Sometimes experts can use therapy to help you on how to deal with esteem and psychological burden that comes with Turner syndrome and help you live with it without feeling different from other people. Most kids with this condition have poor communication skills so psychological support can be beneficial.
How you treat Turner syndrome
Now that you understand what Turner syndrome is, its symptoms and what causes it, in case you spot it you should learn how to manage it. Because Turner syndrome is a chromosomal condition, it does not have a cure. However, some treatments can help:
Human Growth hormone for Turner syndrome
Food and Drug Administration approved the use of human growth hormones to treat Turner syndrome in 1996. The hormones help enhance growth progress and maybe the final adult height.
How does HGH work?
Naturally, growth hormones are produced by the pituitary gland in the brain. This hormone then stimulates the liver to produce another growth hormone which is very important in growth. These two hormones will stimulate the growth of cells in the tissue and organs of a person. It is responsible for bone growth and maturation which determines your height and general physical features.
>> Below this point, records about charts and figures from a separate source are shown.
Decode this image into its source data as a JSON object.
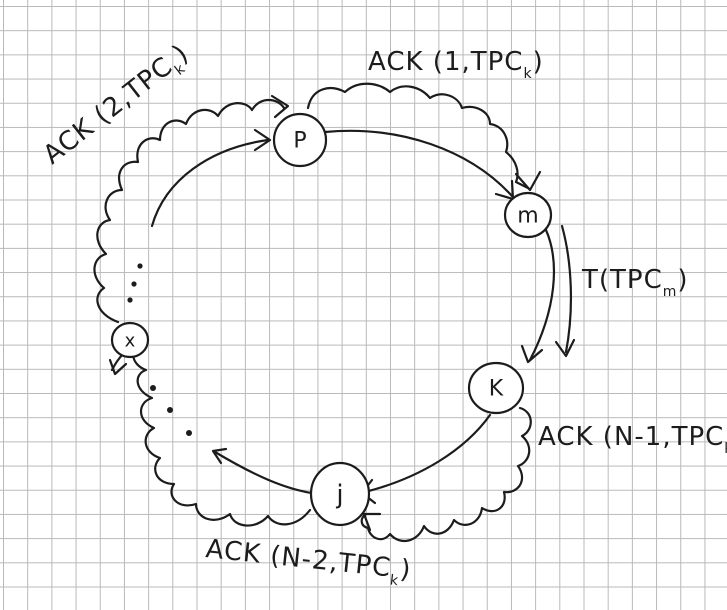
{
  "nodes": {
    "p": "P",
    "m": "m",
    "k": "K",
    "j": "j",
    "x": "x"
  },
  "messages": {
    "ack_1": {
      "main": "ACK (1,TPC",
      "sub": "k",
      "close": ")"
    },
    "ack_2": {
      "main": "ACK (2,TPC",
      "sub": "k",
      "close": ")"
    },
    "token": {
      "main": "T(TPC",
      "sub": "m",
      "close": ")"
    },
    "ack_n1": {
      "main": "ACK (N-1,TPC",
      "sub": "k",
      "close": ")"
    },
    "ack_n2": {
      "main": "ACK (N-2,TPC",
      "sub": "k",
      "close": ")"
    }
  }
}
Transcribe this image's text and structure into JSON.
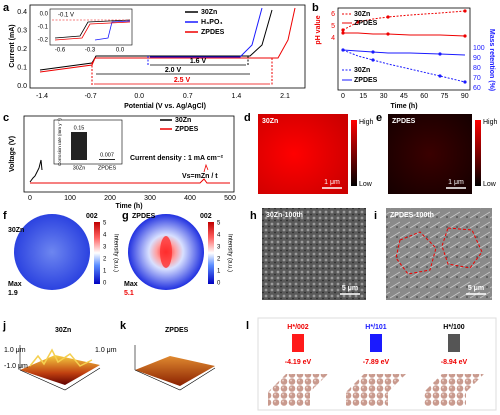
{
  "a": {
    "label": "a",
    "legend": [
      "30Zn",
      "H₃PO₄",
      "ZPDES"
    ],
    "ylabel": "Current (mA)",
    "xlabel": "Potential (V vs. Ag/AgCl)",
    "xticks": [
      "-1.4",
      "-0.7",
      "0.0",
      "0.7",
      "1.4",
      "2.1"
    ],
    "yticks": [
      "0.4",
      "0.3",
      "0.2",
      "0.1",
      "0.0"
    ],
    "windows": [
      "1.6 V",
      "2.0 V",
      "2.5 V"
    ],
    "inset": {
      "note": "-0.1 V",
      "xticks": [
        "-0.6",
        "-0.3",
        "0.0"
      ],
      "yticks": [
        "0.0",
        "-0.1",
        "-0.2"
      ]
    }
  },
  "b": {
    "label": "b",
    "legend_top": [
      "30Zn",
      "ZPDES"
    ],
    "legend_bottom": [
      "30Zn",
      "ZPDES"
    ],
    "ylabel": "pH value",
    "y2label": "Mass retention (%)",
    "xlabel": "Time (h)",
    "xticks": [
      "0",
      "15",
      "30",
      "45",
      "60",
      "75",
      "90"
    ],
    "yticks": [
      "6",
      "5",
      "4"
    ],
    "y2ticks": [
      "100",
      "90",
      "80",
      "70",
      "60"
    ]
  },
  "c": {
    "label": "c",
    "legend": [
      "30Zn",
      "ZPDES"
    ],
    "ylabel": "Voltage (V)",
    "xlabel": "Time (h)",
    "xticks": [
      "0",
      "100",
      "200",
      "300",
      "400",
      "500"
    ],
    "note": "Current density : 1 mA cm⁻²",
    "formula": "Vs=mZn / t",
    "inset": {
      "ylabel": "Corrosion rate (mm y⁻¹)",
      "categories": [
        "30Zn",
        "ZPDES"
      ],
      "value_labels": [
        "0.15",
        "0.007"
      ]
    }
  },
  "d": {
    "label": "d",
    "name": "30Zn",
    "scale": "1 μm",
    "high": "High",
    "low": "Low"
  },
  "e": {
    "label": "e",
    "name": "ZPDES",
    "scale": "1 μm",
    "high": "High",
    "low": "Low"
  },
  "f": {
    "label": "f",
    "name": "30Zn",
    "plane": "002",
    "max": "Max",
    "max_value": "1.9",
    "cbar_ticks": [
      "5",
      "4",
      "3",
      "2",
      "1",
      "0"
    ],
    "cbar_label": "Intensity (a.u.)"
  },
  "g": {
    "label": "g",
    "name": "ZPDES",
    "plane": "002",
    "max": "Max",
    "max_value": "5.1",
    "cbar_ticks": [
      "5",
      "4",
      "3",
      "2",
      "1",
      "0"
    ],
    "cbar_label": "Intensity (a.u.)"
  },
  "h": {
    "label": "h",
    "name": "30Zn-100th",
    "scale": "5 μm"
  },
  "i": {
    "label": "i",
    "name": "ZPDES-100th",
    "scale": "5 μm"
  },
  "j": {
    "label": "j",
    "name": "30Zn",
    "top_left": "1.0 μm",
    "bottom_left": "-1.0 μm",
    "right": "1.0 μm"
  },
  "k": {
    "label": "k",
    "name": "ZPDES"
  },
  "l": {
    "label": "l",
    "items": [
      {
        "label": "H*/002",
        "energy": "-4.19 eV"
      },
      {
        "label": "H*/101",
        "energy": "-7.89 eV"
      },
      {
        "label": "H*/100",
        "energy": "-8.94 eV"
      }
    ]
  }
}
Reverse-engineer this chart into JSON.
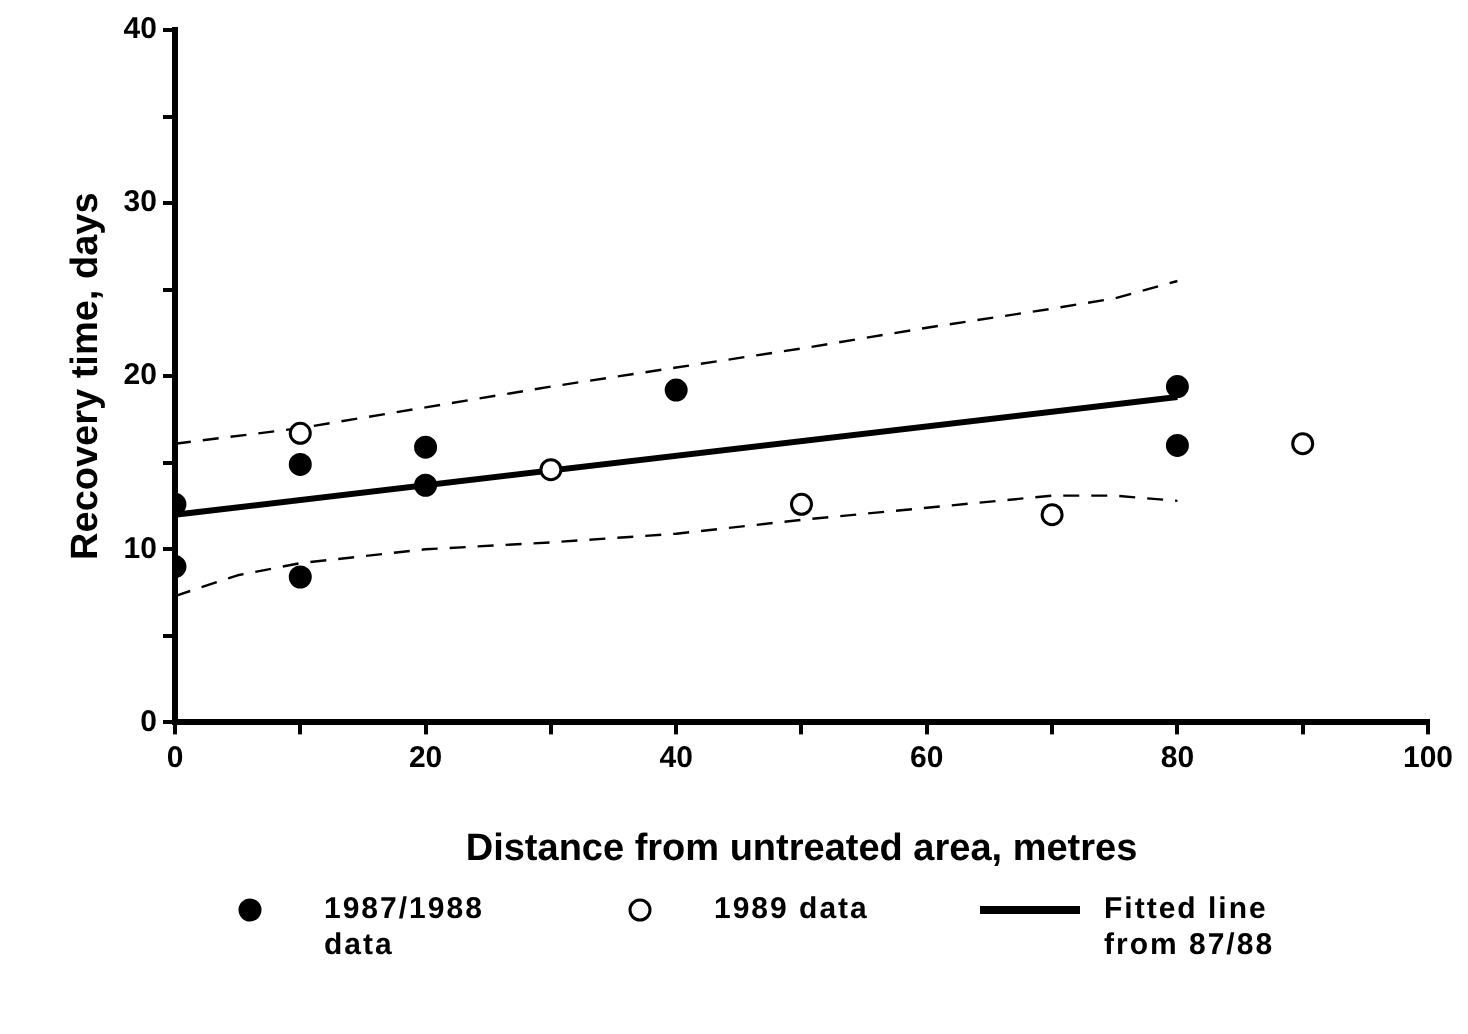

So, when HGH is administered to a child with Turner syndrome, their growth is stimulated. Why? Because HGH is a synthetic version of the growth hormone produced by the body. Growth hormone therapy will then correct some of the physical signs that children with Turner syndrome exhibit; especially height.
When administered over a period of time, your child’s bone and overall skeletal development will be noticeable.
Specialists can use this therapy method alone or with other HGH for Sale treatment methods. Using growth hormone during childhood can enhance growth and help a kid with Turner syndrome reach standard adult height. If growth hormone therapy is done early, a person with Turner syndrome height might increase by four inches, on average. Additionally, growth hormone therapy can stimulate your sexual maturation, enhance the ability to pay attention, plan, and assess spatial and visual relationships.
Turner syndrome treatment mostly involves a specialized team that will help you to manage the symptoms of the condition in the most appropriate way. If you or your child is affected, you receive health care from pediatric endocrinologists who have specialized in childhood conditions that result from metabolism and abnormal hormones. Injecting growth hormone helps improve the short stature in girls. Growth hormone therapy should start in early childhood.
How do you receive growth hormone therapy?
Girls get growth hormone through injections several times a week. Health specialists will monitor the growth of the person with Turner syndrome closely to determine the best dosage.
Use of human growth hormone in Turner Syndrome treatment is an effective and safe method to reverse the signs of the condition. Studies have shown that if you get growth hormone therapy, you will grow eight inches taller compared to those who do not receive growth hormone.
Estrogen replacement therapy
It helps females develop the physical characteristics of puberty including menstrual periods and breast development. The treatment will mostly start if a girl is 12-13. The specialist initiates estrogen replacement therapy to allow sexual characteristics such as breast tissue to develop. The benefits of progesterone and estrogen begin to show years later where a girl can get her periods, maintain a healthy womb, and prevent osteoporosis.
If you were not aware, the ovaries release estrogen, which is crucial for development and maintenance of bone structure and functional tissue.
Additionally, cardiac surgery might be significant if you want to correct heart defects that result from Turner syndrome.
If treatment starts early and maintained, it is possible for victims to achieve standard height. Don’t allow your child to suffer the full effects of Turner syndrome when you can mitigate it with some of the best treatments available.